Eine einheitliche Prüfungsform für alle Studierenden führt unausweichlich zu Benachteiligungen. Learning Outcomes können dabei häufig anhand unterschiedlicher Formate überprüft werden.[2] Das Festhalten an klassischen Prüfungsformaten „wie Klausuren, mündliche Prüfungen, Hausarbeiten führt zu einer Bevorzugung von ‚traditionellen‘ gegenüber ‚nichttraditionellen‘ Studierenden. Studierende mit einem berufspraktischen Hintergrund haben häufig den Eindruck, dass ihre Ausbildung sie nicht adäquat auf akademische Arbeitsweisen und klassische Prüfungsformen vorbereitet.[3] - Sind Sie mit Handlungsoptionen für kritische Prüfungssituationen vertraut? (z.B. bei starker Prüfungsangst der zu prüfenden Person)
- Kennen Sie Nachteilsausgleiche und kommunizieren Sie die Möglichkeiten an Ihre Studierenden?
Das rheinland-pfälzische Hochschulgesetz verlangt, dass Hochschulen bei der Wahrnehmung ihrer Aufgaben die Vielfalt ihrer Mitglieder und Angehörigen berücksichtigen und Benachteiligungen verhindern oder beseitigen.[4] Darüber hinaus fordert es von Prüfungsordnungen, „dass Studierenden mit Behinderung oder chronischer Erkrankung zur Wahrung ihrer Chancengleichheit ein angemessener Nachteilsausgleich zu gewähren ist.“[5] Nachteilsausgleiche bedürfen jedoch der Offenlegung der individuellen Situation. Studiengänge, die bereits möglichst barrierefrei konzipiert werden, können den Bedarf an Nachteilsausgleichen reduzieren. - Können Sie Ihre Erfahrungen bei der Revision von Prüfungsordnungen einbringen?

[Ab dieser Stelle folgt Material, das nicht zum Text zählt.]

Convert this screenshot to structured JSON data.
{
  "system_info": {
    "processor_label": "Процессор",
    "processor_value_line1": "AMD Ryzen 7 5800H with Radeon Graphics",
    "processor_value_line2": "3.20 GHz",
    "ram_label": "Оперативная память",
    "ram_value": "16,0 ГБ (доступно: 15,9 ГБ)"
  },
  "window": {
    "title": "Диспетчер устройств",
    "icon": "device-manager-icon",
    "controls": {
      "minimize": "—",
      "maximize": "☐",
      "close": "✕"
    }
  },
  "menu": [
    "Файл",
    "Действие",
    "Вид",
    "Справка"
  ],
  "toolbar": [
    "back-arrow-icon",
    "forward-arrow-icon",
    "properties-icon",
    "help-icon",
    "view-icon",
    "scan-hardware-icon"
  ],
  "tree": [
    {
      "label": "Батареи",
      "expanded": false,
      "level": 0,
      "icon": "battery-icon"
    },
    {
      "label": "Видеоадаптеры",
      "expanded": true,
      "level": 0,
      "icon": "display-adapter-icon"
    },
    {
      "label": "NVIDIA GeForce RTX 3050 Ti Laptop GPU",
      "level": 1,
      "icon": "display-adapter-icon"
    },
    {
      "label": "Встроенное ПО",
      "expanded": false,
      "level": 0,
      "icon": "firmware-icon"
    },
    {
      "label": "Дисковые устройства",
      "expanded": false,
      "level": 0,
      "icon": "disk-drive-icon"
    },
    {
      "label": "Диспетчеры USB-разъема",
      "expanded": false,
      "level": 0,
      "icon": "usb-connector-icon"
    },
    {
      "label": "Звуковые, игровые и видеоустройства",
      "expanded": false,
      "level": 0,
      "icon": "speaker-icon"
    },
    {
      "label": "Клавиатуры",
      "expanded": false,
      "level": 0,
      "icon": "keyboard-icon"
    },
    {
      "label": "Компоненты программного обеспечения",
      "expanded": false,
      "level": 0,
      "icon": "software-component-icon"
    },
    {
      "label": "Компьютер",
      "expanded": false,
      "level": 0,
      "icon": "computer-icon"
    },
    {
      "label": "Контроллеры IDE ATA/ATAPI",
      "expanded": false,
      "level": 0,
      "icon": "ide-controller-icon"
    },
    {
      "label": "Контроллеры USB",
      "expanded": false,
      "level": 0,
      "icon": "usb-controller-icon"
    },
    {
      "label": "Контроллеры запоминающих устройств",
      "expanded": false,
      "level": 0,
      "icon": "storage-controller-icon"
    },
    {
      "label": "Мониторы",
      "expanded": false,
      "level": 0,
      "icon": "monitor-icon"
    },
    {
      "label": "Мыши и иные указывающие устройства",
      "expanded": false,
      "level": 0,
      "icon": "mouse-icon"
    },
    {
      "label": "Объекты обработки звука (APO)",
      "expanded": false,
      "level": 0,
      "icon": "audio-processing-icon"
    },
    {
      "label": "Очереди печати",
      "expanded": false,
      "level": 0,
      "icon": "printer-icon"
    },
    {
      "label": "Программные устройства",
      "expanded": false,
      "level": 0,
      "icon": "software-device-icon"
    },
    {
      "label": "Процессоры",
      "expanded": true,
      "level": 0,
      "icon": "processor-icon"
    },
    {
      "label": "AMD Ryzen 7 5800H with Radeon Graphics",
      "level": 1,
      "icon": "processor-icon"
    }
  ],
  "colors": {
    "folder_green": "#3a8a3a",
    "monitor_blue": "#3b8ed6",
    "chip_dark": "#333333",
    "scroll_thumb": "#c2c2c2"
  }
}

Im Zuge von Nachteilsausgleichen erhalten Studierende individuelle Hilfen und Unterstützung, während standardisierte Prüfverfahren erhalten bleiben. Es handelt sich demzufolge um Anpassungsmaßnahmen an ein bestehendes System. Dieses System langfristig chancengerechter zu gestalten, ist Teil einer diversitätssensiblen und diskriminierungsarmen Hochschulkultur.
Teilen Sie Ihre Erfahrungen und weisen Sie das zuständige Studiendekanat oder den Prüfungsausschuss darauf hin, unterschiedliche Prüfungsformate im nächsten Reakkreditierungsprozess zu berücksichtigen, um Benachteiligungen zu vermeiden. - Gewähren Sie Ihren Studierenden (mit dem Einverständnis aller Beteiligten) Einsicht in Prüfungsleistungen, um vielfältige Ergebnisse sichtbar zu machen?

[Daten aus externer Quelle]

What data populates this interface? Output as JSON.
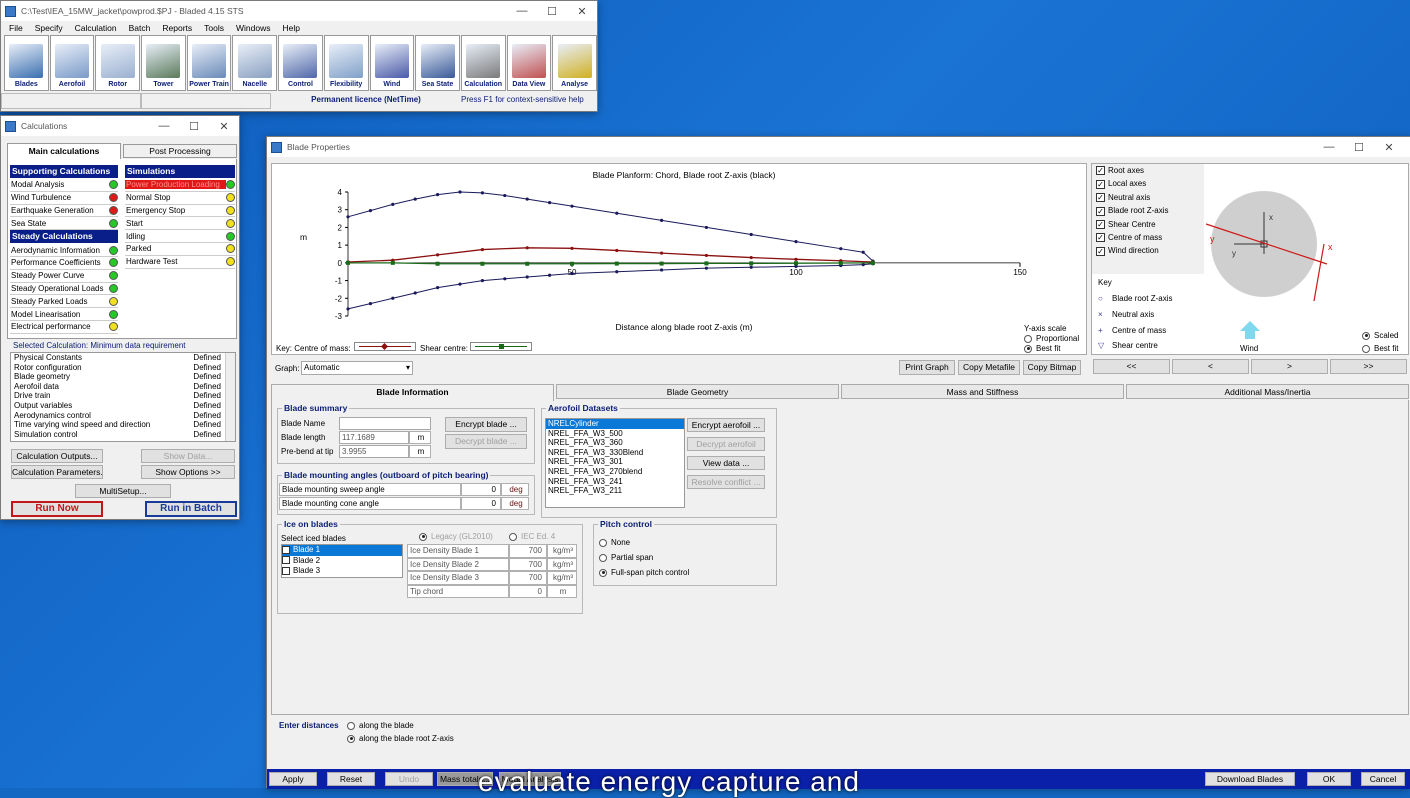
{
  "bladed": {
    "title": "C:\\Test\\IEA_15MW_jacket\\powprod.$PJ - Bladed 4.15 STS",
    "menu": [
      "File",
      "Specify",
      "Calculation",
      "Batch",
      "Reports",
      "Tools",
      "Windows",
      "Help"
    ],
    "toolbar": [
      "Blades",
      "Aerofoil",
      "Rotor",
      "Tower",
      "Power Train",
      "Nacelle",
      "Control",
      "Flexibility",
      "Wind",
      "Sea State",
      "Calculation",
      "Data View",
      "Analyse"
    ],
    "licence": "Permanent licence (NetTime)",
    "help": "Press F1 for context-sensitive help"
  },
  "calc": {
    "title": "Calculations",
    "tabs": [
      "Main calculations",
      "Post Processing"
    ],
    "supporting_header": "Supporting Calculations",
    "supporting": [
      {
        "label": "Modal Analysis",
        "status": "#26c826"
      },
      {
        "label": "Wind Turbulence",
        "status": "#e01818"
      },
      {
        "label": "Earthquake Generation",
        "status": "#e01818"
      },
      {
        "label": "Sea State",
        "status": "#26c826"
      }
    ],
    "steady_header": "Steady Calculations",
    "steady": [
      {
        "label": "Aerodynamic Information",
        "status": "#26c826"
      },
      {
        "label": "Performance Coefficients",
        "status": "#26c826"
      },
      {
        "label": "Steady Power Curve",
        "status": "#26c826"
      },
      {
        "label": "Steady Operational Loads",
        "status": "#26c826"
      },
      {
        "label": "Steady Parked Loads",
        "status": "#f0e020"
      },
      {
        "label": "Model Linearisation",
        "status": "#26c826"
      },
      {
        "label": "Electrical performance",
        "status": "#f0e020"
      }
    ],
    "sim_header": "Simulations",
    "sims": [
      {
        "label": "Power Production Loading",
        "status": "#26c826"
      },
      {
        "label": "Normal Stop",
        "status": "#f0e020"
      },
      {
        "label": "Emergency Stop",
        "status": "#f0e020"
      },
      {
        "label": "Start",
        "status": "#f0e020"
      },
      {
        "label": "Idling",
        "status": "#26c826"
      },
      {
        "label": "Parked",
        "status": "#f0e020"
      },
      {
        "label": "Hardware Test",
        "status": "#f0e020"
      }
    ],
    "selected_title": "Selected Calculation: Minimum data requirement",
    "requirements": [
      {
        "item": "Physical Constants",
        "state": "Defined"
      },
      {
        "item": "Rotor configuration",
        "state": "Defined"
      },
      {
        "item": "Blade geometry",
        "state": "Defined"
      },
      {
        "item": "Aerofoil data",
        "state": "Defined"
      },
      {
        "item": "Drive train",
        "state": "Defined"
      },
      {
        "item": "Output variables",
        "state": "Defined"
      },
      {
        "item": "Aerodynamics control",
        "state": "Defined"
      },
      {
        "item": "Time varying wind speed and direction",
        "state": "Defined"
      },
      {
        "item": "Simulation control",
        "state": "Defined"
      }
    ],
    "buttons": {
      "outputs": "Calculation Outputs...",
      "show_data": "Show Data...",
      "params": "Calculation Parameters...",
      "show_options": "Show Options >>",
      "multisetup": "MultiSetup...",
      "run_now": "Run Now",
      "run_batch": "Run in Batch"
    }
  },
  "blade": {
    "title": "Blade Properties",
    "chart_title": "Blade Planform: Chord, Blade root Z-axis (black)",
    "ylabel": "m",
    "xlabel": "Distance along blade root Z-axis (m)",
    "key_label": "Key: Centre of mass:",
    "shear_label": "Shear centre:",
    "yscale_label": "Y-axis scale",
    "yscale_opts": [
      "Proportional",
      "Best fit"
    ],
    "graph_label": "Graph:",
    "graph_value": "Automatic",
    "graph_buttons": [
      "Print Graph",
      "Copy Metafile",
      "Copy Bitmap"
    ],
    "axes_checks": [
      "Root axes",
      "Local axes",
      "Neutral axis",
      "Blade root Z-axis",
      "Shear Centre",
      "Centre of mass",
      "Wind direction"
    ],
    "key_title": "Key",
    "key_items": [
      {
        "sym": "○",
        "label": "Blade root Z-axis"
      },
      {
        "sym": "×",
        "label": "Neutral axis"
      },
      {
        "sym": "+",
        "label": "Centre of mass"
      },
      {
        "sym": "▽",
        "label": "Shear centre"
      }
    ],
    "wind_label": "Wind",
    "scale_opts": [
      "Scaled",
      "Best fit"
    ],
    "nav": [
      "<<",
      "<",
      ">",
      ">>"
    ],
    "tabs": [
      "Blade Information",
      "Blade Geometry",
      "Mass and Stiffness",
      "Additional Mass/Inertia"
    ],
    "summary": {
      "title": "Blade summary",
      "name_label": "Blade Name",
      "name": "",
      "length_label": "Blade length",
      "length": "117.1689",
      "prebend_label": "Pre-bend at tip",
      "prebend": "3.9955",
      "unit": "m",
      "encrypt": "Encrypt blade ...",
      "decrypt": "Decrypt blade ..."
    },
    "mounting": {
      "title": "Blade mounting angles (outboard of pitch bearing)",
      "rows": [
        {
          "label": "Blade mounting sweep angle",
          "value": "0",
          "unit": "deg"
        },
        {
          "label": "Blade mounting cone angle",
          "value": "0",
          "unit": "deg"
        }
      ]
    },
    "aerofoil": {
      "title": "Aerofoil Datasets",
      "items": [
        "NRELCylinder",
        "NREL_FFA_W3_500",
        "NREL_FFA_W3_360",
        "NREL_FFA_W3_330Blend",
        "NREL_FFA_W3_301",
        "NREL_FFA_W3_270blend",
        "NREL_FFA_W3_241",
        "NREL_FFA_W3_211"
      ],
      "buttons": [
        "Encrypt aerofoil ...",
        "Decrypt aerofoil",
        "View data ...",
        "Resolve conflict ..."
      ]
    },
    "ice": {
      "title": "Ice on blades",
      "select_label": "Select iced blades",
      "blades": [
        "Blade 1",
        "Blade 2",
        "Blade 3"
      ],
      "std": [
        "Legacy (GL2010)",
        "IEC Ed. 4"
      ],
      "rows": [
        {
          "label": "Ice Density Blade 1",
          "value": "700",
          "unit": "kg/m³"
        },
        {
          "label": "Ice Density Blade 2",
          "value": "700",
          "unit": "kg/m³"
        },
        {
          "label": "Ice Density Blade 3",
          "value": "700",
          "unit": "kg/m³"
        },
        {
          "label": "Tip chord",
          "value": "0",
          "unit": "m"
        }
      ]
    },
    "pitch": {
      "title": "Pitch control",
      "opts": [
        "None",
        "Partial span",
        "Full-span pitch control"
      ]
    },
    "enter_label": "Enter distances",
    "enter_opts": [
      "along the blade",
      "along the blade root Z-axis"
    ],
    "bottom_buttons": [
      "Apply",
      "Reset",
      "Undo",
      "Mass totals...",
      "Modal Analysis"
    ],
    "right_buttons": [
      "Download Blades",
      "OK",
      "Cancel"
    ]
  },
  "caption": "evaluate energy capture and",
  "chart_data": {
    "type": "line",
    "title": "Blade Planform: Chord, Blade root Z-axis (black)",
    "xlabel": "Distance along blade root Z-axis (m)",
    "ylabel": "m",
    "xlim": [
      0,
      150
    ],
    "ylim": [
      -3,
      4
    ],
    "xticks": [
      50,
      100,
      150
    ],
    "yticks": [
      4,
      3,
      2,
      1,
      0,
      -1,
      -2,
      -3
    ],
    "series": [
      {
        "name": "",
        "color": "#1a1a5a",
        "x": [
          0,
          5,
          10,
          15,
          20,
          25,
          30,
          35,
          40,
          45,
          50,
          60,
          70,
          80,
          90,
          100,
          110,
          115,
          117.17
        ],
        "y": [
          2.6,
          2.95,
          3.3,
          3.6,
          3.85,
          4.0,
          3.95,
          3.8,
          3.6,
          3.4,
          3.2,
          2.8,
          2.4,
          2.0,
          1.6,
          1.2,
          0.8,
          0.6,
          0.1
        ]
      },
      {
        "name": "",
        "color": "#1a1a5a",
        "x": [
          0,
          5,
          10,
          15,
          20,
          25,
          30,
          35,
          40,
          45,
          50,
          60,
          70,
          80,
          90,
          100,
          110,
          115,
          117.17
        ],
        "y": [
          -2.6,
          -2.3,
          -2.0,
          -1.7,
          -1.4,
          -1.2,
          -1.0,
          -0.9,
          -0.8,
          -0.7,
          -0.6,
          -0.5,
          -0.4,
          -0.3,
          -0.25,
          -0.2,
          -0.15,
          -0.1,
          -0.05
        ]
      },
      {
        "name": "Centre of mass",
        "color": "#8b1010",
        "x": [
          0,
          10,
          20,
          30,
          40,
          50,
          60,
          70,
          80,
          90,
          100,
          110,
          117.17
        ],
        "y": [
          0.05,
          0.15,
          0.45,
          0.75,
          0.85,
          0.82,
          0.7,
          0.55,
          0.42,
          0.3,
          0.2,
          0.12,
          0.05
        ]
      },
      {
        "name": "Shear centre",
        "color": "#1a6a1a",
        "x": [
          0,
          10,
          20,
          30,
          40,
          50,
          60,
          70,
          80,
          90,
          100,
          110,
          117.17
        ],
        "y": [
          0.0,
          0.0,
          -0.05,
          -0.05,
          -0.05,
          -0.05,
          -0.04,
          -0.04,
          -0.03,
          -0.03,
          -0.02,
          -0.01,
          0.0
        ]
      }
    ]
  }
}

[1] Gartmeier/ Sonnleitner 2022: 8
[2] Linde/ Auferkorte-Michaelis 2017: 154
[3] Linde/ Auferkorte-Michaelis 2017: 151f
[4] Vgl. HochSchG § 2 (3)
[5] HochSchG § 26 (4)
Servicestelle für barrierefreies Studieren der JGU: Informationen zu Nachteilsausgleichen und Klausurbetreuungen
Gaus, Daniel (2018): Handreichung der Prüfungswerkstatt: Kompetenzorientiertes Prüfen. Zentrum für Qualitätssicherung und -entwicklung an der Johannes-Gutenberg-Universität Mainz.
Hochschulgesetz (HochSchG) Rheinland-Pfalz (2020)
Jorzik, Bettina (2013) (Hg.): Charta guter Lehre – Grundsätze und Leitlinien für eine bessere Lehrkultur. Stifterverband für die Deutsche Wissenschaft. Essen 2013.
Gartmeier, Martin/ Sonnleitner, Karin (2022): Editorial: Prüfen im Kontext kompetenzorientierter Hochschulbildung. In: ZFHE – Zeitschrift für Hochschulentwicklung. Bd. 17 Nr. 1 Prüfen im Kontext kompetenzorientierter Hochschulbildung.
Linde, Frank/ Auferkorte-Michaelis, Nicole (2017): Diversitätsgerecht Lehren und Lernen. In: K. Hansen (Hg.): CSR und Diversity Management, Management-Reihe Corporate Social Responsibility. Springer-Verlag. Berlin Heidelberg.